SBI, which has strong risk and credit assessment practices, can share them with smaller banks which don’t have such robust processes, Goyal said. “There is a suggestion SBI has made of forming committees which may have some ex-vigilance experts or former judicial officer or former banker which will help these banks.” Banks may also be look at setting up some external committees to to assess upgradation of technology, processes and human resources.
Bankers will also follow a decision taken by 66 percent of the lenders in a consortium, Goyal said. That’s in line with the Insolvency and Bankruptcy Code which makes any decision taken by two-thirds of the lenders binding, Goyal said.

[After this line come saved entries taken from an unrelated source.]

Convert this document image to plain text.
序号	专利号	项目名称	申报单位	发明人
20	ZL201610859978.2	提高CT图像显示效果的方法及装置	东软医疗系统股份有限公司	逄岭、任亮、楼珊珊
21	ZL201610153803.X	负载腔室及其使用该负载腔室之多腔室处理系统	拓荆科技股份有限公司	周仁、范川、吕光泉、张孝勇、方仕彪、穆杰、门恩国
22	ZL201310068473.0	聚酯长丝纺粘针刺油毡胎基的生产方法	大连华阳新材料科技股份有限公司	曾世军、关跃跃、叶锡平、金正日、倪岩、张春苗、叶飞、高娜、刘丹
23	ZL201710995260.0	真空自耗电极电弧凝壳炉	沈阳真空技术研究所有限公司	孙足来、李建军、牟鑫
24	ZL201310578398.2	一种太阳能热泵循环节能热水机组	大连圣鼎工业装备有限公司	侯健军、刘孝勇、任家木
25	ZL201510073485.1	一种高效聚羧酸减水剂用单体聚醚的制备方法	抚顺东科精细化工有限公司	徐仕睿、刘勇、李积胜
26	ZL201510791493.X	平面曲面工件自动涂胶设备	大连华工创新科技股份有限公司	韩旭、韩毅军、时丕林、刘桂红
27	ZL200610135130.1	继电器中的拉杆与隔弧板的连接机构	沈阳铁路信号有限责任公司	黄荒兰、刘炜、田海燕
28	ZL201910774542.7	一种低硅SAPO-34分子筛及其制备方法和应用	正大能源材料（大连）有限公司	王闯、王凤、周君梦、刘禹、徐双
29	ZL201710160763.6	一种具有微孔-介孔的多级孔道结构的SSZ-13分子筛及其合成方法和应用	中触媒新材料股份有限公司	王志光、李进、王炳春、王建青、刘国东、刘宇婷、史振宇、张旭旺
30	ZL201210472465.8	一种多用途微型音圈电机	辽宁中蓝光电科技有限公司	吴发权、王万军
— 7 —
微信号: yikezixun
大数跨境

‘RBI Has Enough Powers To Regulate PSU Banks’
The Rs 14,000-crore fraud reported at Punjab National Bank involving firms related to jewellers Nirav Modi and Mehul Choksi triggered a debate on if the Reserve Bank of India should be given more powers to regulate state-run lenders.
RBI Governor Urjit Patel, in a speech delivered on March 14, pointed out that banking regulatory powers are not ownership neutral in India. That prevents the RBI from fully exercising its powers to crack down on corporate governance issues at state-owned banks, leading to frauds such as the one at Punjab National Bank, he had said.
Goyal said the central bank already has enough powers to regulate public sector banks. “I personally don’t believe there is a shortage of power. We will have a discussion with Reserve Bank of India and sort it out,” he said. The government is, however, open to providing any additional powers that the banking regulator may require, he added.